Coisa de Mulher, a primeira produção do novo braço da emissora de Silvio Santos, SBT Filmes, chega aos cinemas do País hoje, com uma proposta que tenta se definir entre o besteirol e a reflexão cômica sobre as diferentes formas de expressão do desejo sexual feminino. No meio desta ponte, que enquadra um elenco encabeçado por Evandro Mesquita, Adriane Galisteu e a trupe da companhia humorística O Grelo Falante, sobra artificialidade, clichês e trocadilhos óbvios.
O roteiro (desenvolvido pela diretora do filme, atriz Eliana Fonseca, com colaboração do Grelo Falante: Carmen Frenzel, Claudia Ventura,Lucília de Assis e Suzana Abranches) não ajuda muito. O resultado é uma comédia rasa, com raros momentos de graça, protagonizados, na totalidade, pelo personagem de Evandro Mesquita, Murilo.
Fora o aspecto sexista ao extremo – cujo tratamento beira o machismo ao tratar de temas como menstruação, TPM e masturbação – a trama mira na vida ordinária de um homem de meia-idade, Murilo, que trabalha numa revista feminina sob o pseudônimo de Cassandra, uma colunista que “entende as mulheres”. Numa crise de criatividade, ele se muda para o prédio onde quatro amigas convivem e passa a registrar tudo o que elas falam sobre homens, casamento e sexo.
Neste ponto, Coisa de Mulher se aproxima da comédia hollywoodiana Do Que As Mulheres Gostam, na qual Mel Gibson é um publicitário que passa a ouvir o pensamento do sexo oposto. É mais ou menos a mesma coisa, com um índice menor de inversossimilhança. A previsibilidade do enredo é desculpável e não é o que há de pior na película. As piadas não funcionam e as interpretações são forçadas.
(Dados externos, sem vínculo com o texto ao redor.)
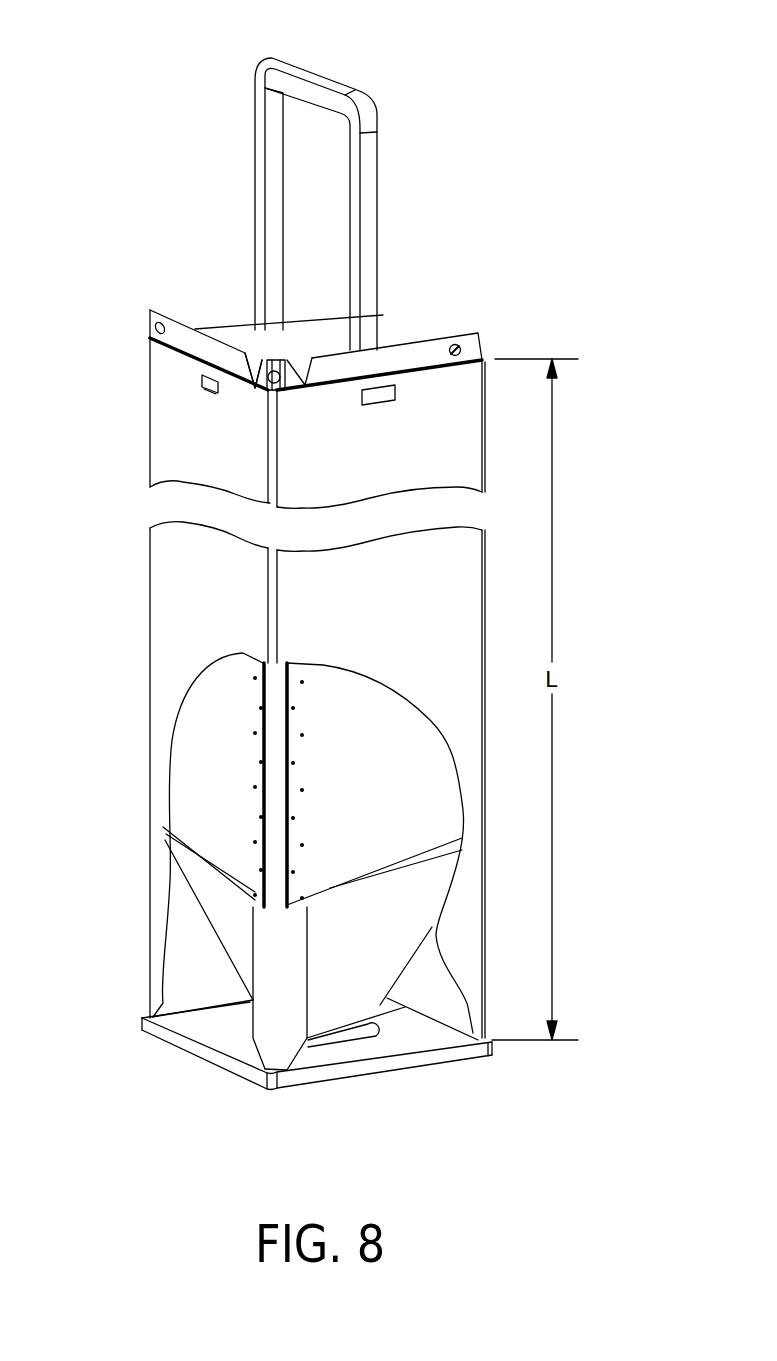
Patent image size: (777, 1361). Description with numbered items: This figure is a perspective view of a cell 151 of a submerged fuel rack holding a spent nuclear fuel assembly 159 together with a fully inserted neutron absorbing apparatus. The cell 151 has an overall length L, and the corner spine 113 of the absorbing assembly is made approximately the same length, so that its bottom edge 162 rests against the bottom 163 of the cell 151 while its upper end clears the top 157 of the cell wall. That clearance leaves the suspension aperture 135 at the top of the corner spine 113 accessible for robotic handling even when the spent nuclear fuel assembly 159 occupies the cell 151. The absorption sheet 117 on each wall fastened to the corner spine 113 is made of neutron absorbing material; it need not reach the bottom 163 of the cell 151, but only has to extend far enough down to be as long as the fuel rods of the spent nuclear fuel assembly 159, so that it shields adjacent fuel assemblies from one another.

The spent nuclear fuel assembly 159 is at (378, 113).
The cell 151 is at (163, 612).
The top of the cell wall 157 is at (474, 359).
The corner spine 113 is at (294, 362).
The suspension aperture 135 is at (266, 358).
The absorption sheet 117 is at (200, 797).
The bottom edge 162 is at (288, 1071).
The bottom of the cell 163 is at (347, 1057).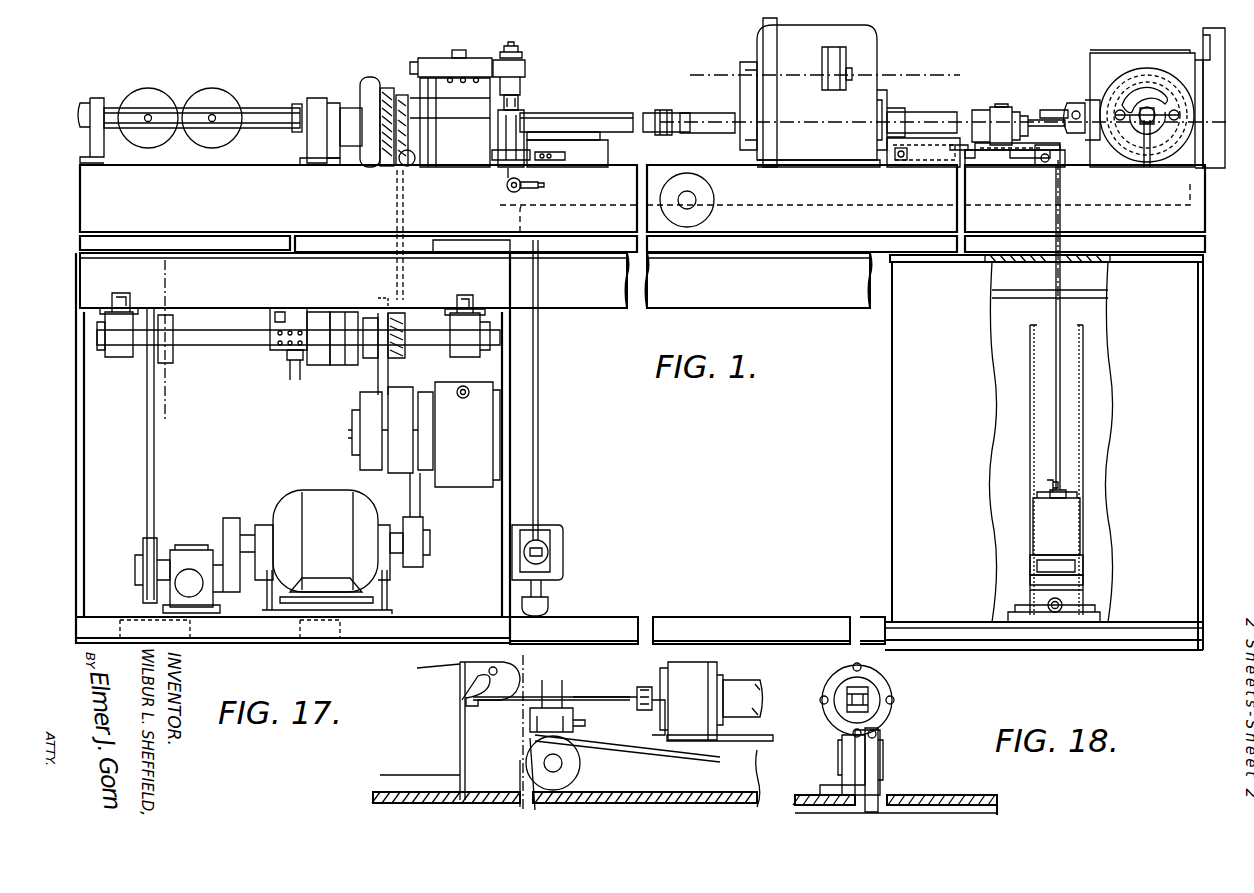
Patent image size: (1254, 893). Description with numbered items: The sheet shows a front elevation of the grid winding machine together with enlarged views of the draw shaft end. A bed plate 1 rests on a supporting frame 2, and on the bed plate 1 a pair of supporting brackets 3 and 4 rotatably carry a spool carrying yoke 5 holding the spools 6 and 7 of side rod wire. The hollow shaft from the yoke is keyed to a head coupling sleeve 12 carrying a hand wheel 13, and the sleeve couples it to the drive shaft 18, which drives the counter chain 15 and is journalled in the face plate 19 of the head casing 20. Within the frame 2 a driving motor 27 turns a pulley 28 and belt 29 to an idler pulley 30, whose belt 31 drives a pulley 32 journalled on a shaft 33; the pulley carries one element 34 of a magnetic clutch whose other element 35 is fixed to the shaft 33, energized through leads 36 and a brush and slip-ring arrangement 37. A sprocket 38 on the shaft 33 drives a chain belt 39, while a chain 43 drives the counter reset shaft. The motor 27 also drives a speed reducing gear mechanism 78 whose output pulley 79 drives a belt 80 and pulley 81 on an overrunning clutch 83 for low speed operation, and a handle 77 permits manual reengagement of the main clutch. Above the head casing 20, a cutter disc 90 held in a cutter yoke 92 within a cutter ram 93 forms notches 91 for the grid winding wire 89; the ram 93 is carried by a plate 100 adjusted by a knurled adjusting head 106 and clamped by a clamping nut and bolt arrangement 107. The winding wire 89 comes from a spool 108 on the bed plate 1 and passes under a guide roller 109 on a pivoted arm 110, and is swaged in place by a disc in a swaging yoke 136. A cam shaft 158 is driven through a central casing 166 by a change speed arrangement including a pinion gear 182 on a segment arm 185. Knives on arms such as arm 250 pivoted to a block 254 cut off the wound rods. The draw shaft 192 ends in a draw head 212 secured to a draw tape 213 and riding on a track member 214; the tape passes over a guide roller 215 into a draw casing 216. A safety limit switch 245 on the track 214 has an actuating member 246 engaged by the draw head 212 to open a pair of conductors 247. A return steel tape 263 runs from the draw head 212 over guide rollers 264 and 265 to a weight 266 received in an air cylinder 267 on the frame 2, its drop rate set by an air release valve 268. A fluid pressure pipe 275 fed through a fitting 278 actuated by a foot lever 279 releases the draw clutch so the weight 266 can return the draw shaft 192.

In FIG. 1, the bed plate 1 is at (100, 200).
In FIG. 17, the bed plate 1 is at (372, 795).
In FIG. 18, the bed plate 1 is at (985, 798).
In FIG. 1, the supporting frame 2 is at (78, 440).
In FIG. 1, the supporting bracket 3 is at (100, 100).
In FIG. 1, the supporting bracket 4 is at (318, 100).
In FIG. 1, the spool carrying yoke 5 is at (262, 108).
In FIG. 1, the spool 6 is at (152, 92).
In FIG. 1, the spool 7 is at (210, 92).
In FIG. 1, the head coupling sleeve 12 is at (345, 132).
In FIG. 1, the hand wheel 13 is at (363, 88).
In FIG. 1, the counter chain 15 is at (380, 92).
In FIG. 17, the drive shaft 18 is at (516, 655).
In FIG. 1, the face plate 19 is at (1070, 103).
In FIG. 1, the head casing 20 is at (462, 150).
In FIG. 1, the driving motor 27 is at (322, 560).
In FIG. 1, the pulley 28 is at (425, 525).
In FIG. 1, the belt 29 is at (415, 502).
In FIG. 1, the idler pulley 30 is at (398, 455).
In FIG. 1, the belt 31 is at (380, 416).
In FIG. 1, the pulley 32 is at (372, 360).
In FIG. 1, the shaft 33 is at (410, 336).
In FIG. 1, the magnetic clutch element 34 is at (345, 360).
In FIG. 1, the magnetic clutch element 35 is at (322, 320).
In FIG. 1, the leads 36 is at (292, 375).
In FIG. 1, the brush and slip-ring arrangement 37 is at (294, 300).
In FIG. 1, the sprocket 38 is at (405, 320).
In FIG. 1, the chain belt 39 is at (395, 238).
In FIG. 1, the chain 43 is at (398, 92).
In FIG. 1, the handle 77 is at (410, 162).
In FIG. 1, the speed reducing gear mechanism 78 is at (190, 558).
In FIG. 1, the output pulley 79 is at (143, 555).
In FIG. 1, the belt 80 is at (155, 458).
In FIG. 1, the pulley 81 is at (135, 350).
In FIG. 1, the overrunning clutch 83 is at (172, 350).
In FIG. 1, the grid winding wire 89 is at (535, 190).
In FIG. 1, the cutter disc 90 is at (522, 102).
In FIG. 1, the notches 91 is at (665, 112).
In FIG. 1, the cutter yoke 92 is at (500, 102).
In FIG. 1, the cutter ram 93 is at (522, 66).
In FIG. 1, the plate 100 is at (485, 60).
In FIG. 1, the knurled adjusting head 106 is at (420, 62).
In FIG. 1, the clamping nut and bolt arrangement 107 is at (510, 46).
In FIG. 1, the spool 108 is at (714, 200).
In FIG. 1, the guide roller 109 is at (512, 192).
In FIG. 1, the arm 110 is at (532, 195).
In FIG. 1, the swaging yoke 136 is at (500, 142).
In FIG. 1, the cam shaft 158 is at (582, 112).
In FIG. 1, the central casing 166 is at (805, 92).
In FIG. 1, the pinion gear 182 is at (850, 72).
In FIG. 1, the segment arm 185 is at (838, 47).
In FIG. 1, the draw shaft 192 is at (712, 132).
In FIG. 17, the draw shaft 192 is at (760, 684).
In FIG. 1, the draw head 212 is at (1000, 110).
In FIG. 17, the draw head 212 is at (700, 668).
In FIG. 18, the draw head 212 is at (882, 690).
In FIG. 17, the draw tape 213 is at (470, 700).
In FIG. 18, the draw tape 213 is at (870, 700).
In FIG. 1, the track member 214 is at (945, 262).
In FIG. 17, the track member 214 is at (530, 740).
In FIG. 18, the track member 214 is at (858, 752).
In FIG. 1, the guide roller 215 is at (1078, 108).
In FIG. 17, the guide roller 215 is at (490, 683).
In FIG. 1, the draw casing 216 is at (1118, 70).
In FIG. 1, the safety limit switch 245 is at (1055, 148).
In FIG. 17, the safety limit switch 245 is at (530, 720).
In FIG. 1, the actuating member 246 is at (1010, 158).
In FIG. 17, the actuating member 246 is at (585, 718).
In FIG. 1, the conductors 247 is at (1042, 110).
In FIG. 17, the conductors 247 is at (575, 680).
In FIG. 1, the arm 250 is at (572, 120).
In FIG. 1, the block 254 is at (595, 145).
In FIG. 1, the return steel tape 263 is at (950, 165).
In FIG. 17, the return steel tape 263 is at (760, 745).
In FIG. 18, the return steel tape 263 is at (880, 777).
In FIG. 1, the guide roller 264 is at (895, 165).
In FIG. 1, the guide roller 265 is at (1000, 158).
In FIG. 17, the guide roller 265 is at (583, 767).
In FIG. 1, the weight 266 is at (1065, 520).
In FIG. 1, the air cylinder 267 is at (1085, 386).
In FIG. 1, the air release valve 268 is at (1048, 604).
In FIG. 1, the fluid pressure pipe 275 is at (1152, 130).
In FIG. 1, the fitting 278 is at (565, 540).
In FIG. 1, the foot lever 279 is at (545, 602).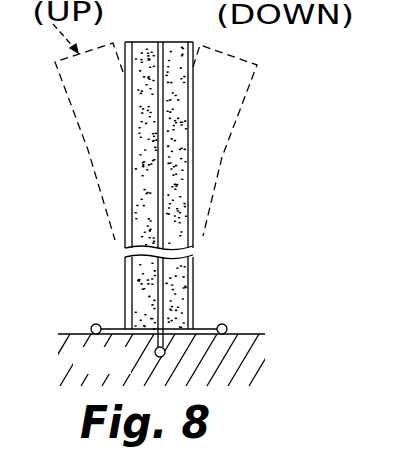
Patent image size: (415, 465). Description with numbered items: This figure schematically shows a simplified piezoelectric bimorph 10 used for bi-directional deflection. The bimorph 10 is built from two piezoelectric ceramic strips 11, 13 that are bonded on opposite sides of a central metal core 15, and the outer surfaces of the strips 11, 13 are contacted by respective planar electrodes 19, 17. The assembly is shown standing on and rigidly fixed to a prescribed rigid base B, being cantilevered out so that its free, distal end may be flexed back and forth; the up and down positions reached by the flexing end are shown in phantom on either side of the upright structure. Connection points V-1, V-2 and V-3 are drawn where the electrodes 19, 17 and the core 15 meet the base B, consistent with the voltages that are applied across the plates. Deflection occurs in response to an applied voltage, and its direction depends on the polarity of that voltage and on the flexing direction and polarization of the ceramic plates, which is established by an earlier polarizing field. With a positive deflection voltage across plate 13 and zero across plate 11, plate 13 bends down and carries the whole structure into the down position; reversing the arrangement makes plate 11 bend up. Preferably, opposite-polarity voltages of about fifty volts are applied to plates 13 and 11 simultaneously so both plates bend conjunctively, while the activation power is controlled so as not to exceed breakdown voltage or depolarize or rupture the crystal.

The bimorph 10 is at (301, 142).
The piezoelectric strip 11 is at (143, 270).
The piezoelectric strip 13 is at (174, 267).
The central metal core 15 is at (162, 150).
The planar electrode 17 is at (190, 213).
The planar electrode 19 is at (125, 190).
The first pivot point V-1 is at (91, 324).
The second pivot point V-2 is at (156, 352).
The third pivot point V-3 is at (223, 324).
The rigid base B is at (250, 357).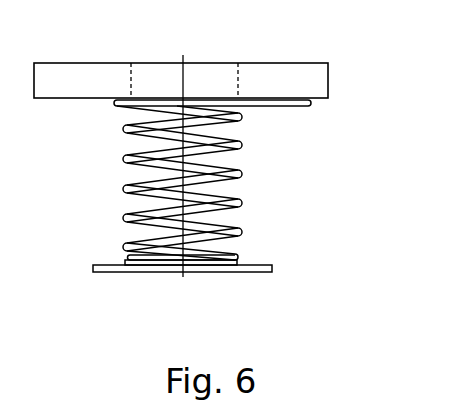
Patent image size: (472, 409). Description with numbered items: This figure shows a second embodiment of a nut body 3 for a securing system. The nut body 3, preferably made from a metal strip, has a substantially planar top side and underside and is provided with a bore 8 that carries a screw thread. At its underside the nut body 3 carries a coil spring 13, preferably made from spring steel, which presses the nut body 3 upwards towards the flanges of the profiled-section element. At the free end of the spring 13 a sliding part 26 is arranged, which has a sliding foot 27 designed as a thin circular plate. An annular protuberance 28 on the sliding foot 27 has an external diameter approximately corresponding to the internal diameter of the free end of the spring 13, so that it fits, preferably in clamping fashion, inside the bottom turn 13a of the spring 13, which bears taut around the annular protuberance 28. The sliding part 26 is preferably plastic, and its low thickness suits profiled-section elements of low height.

The nut body 3 is at (317, 85).
The bore 8 is at (203, 63).
The coil spring 13 is at (240, 148).
The bottom turn 13a is at (232, 273).
The sliding part 26 is at (221, 220).
The sliding foot 27 is at (272, 265).
The annular protuberance 28 is at (228, 252).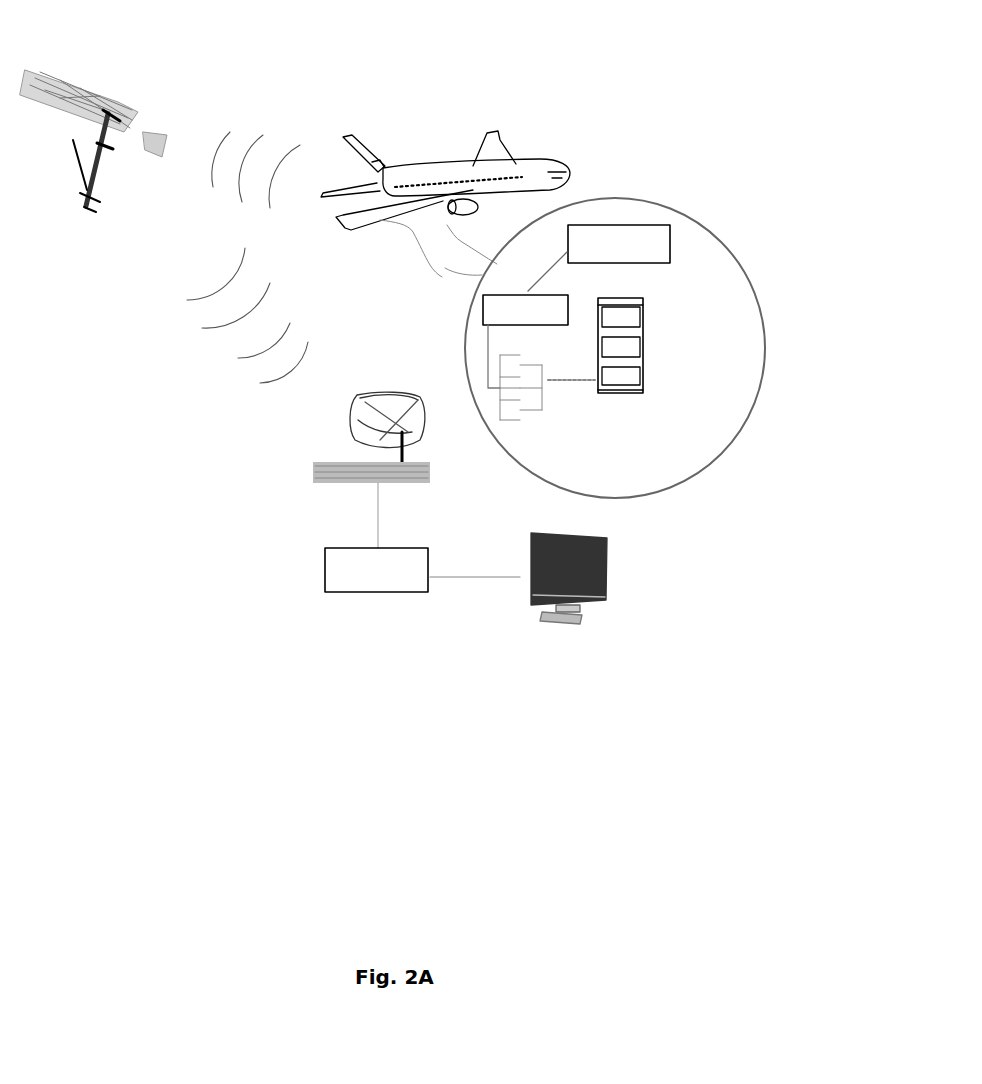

O humor escrachado das meninas do Grelo teve vida longa em livros de anedotas e na TV (Garotas do Programa). Na telona, o efeito não funciona. Evandro Mesquita salva uma cena aqui e acolá com sua natural irreverência e seu carisma. Porém, sua atuação é costurada com o pouco impacto de Adriane Galisteu (como a cabeleireira Mayara) e péssimos coadjuvantes, como se tirados do elenco de apoio da Praça é Nossa.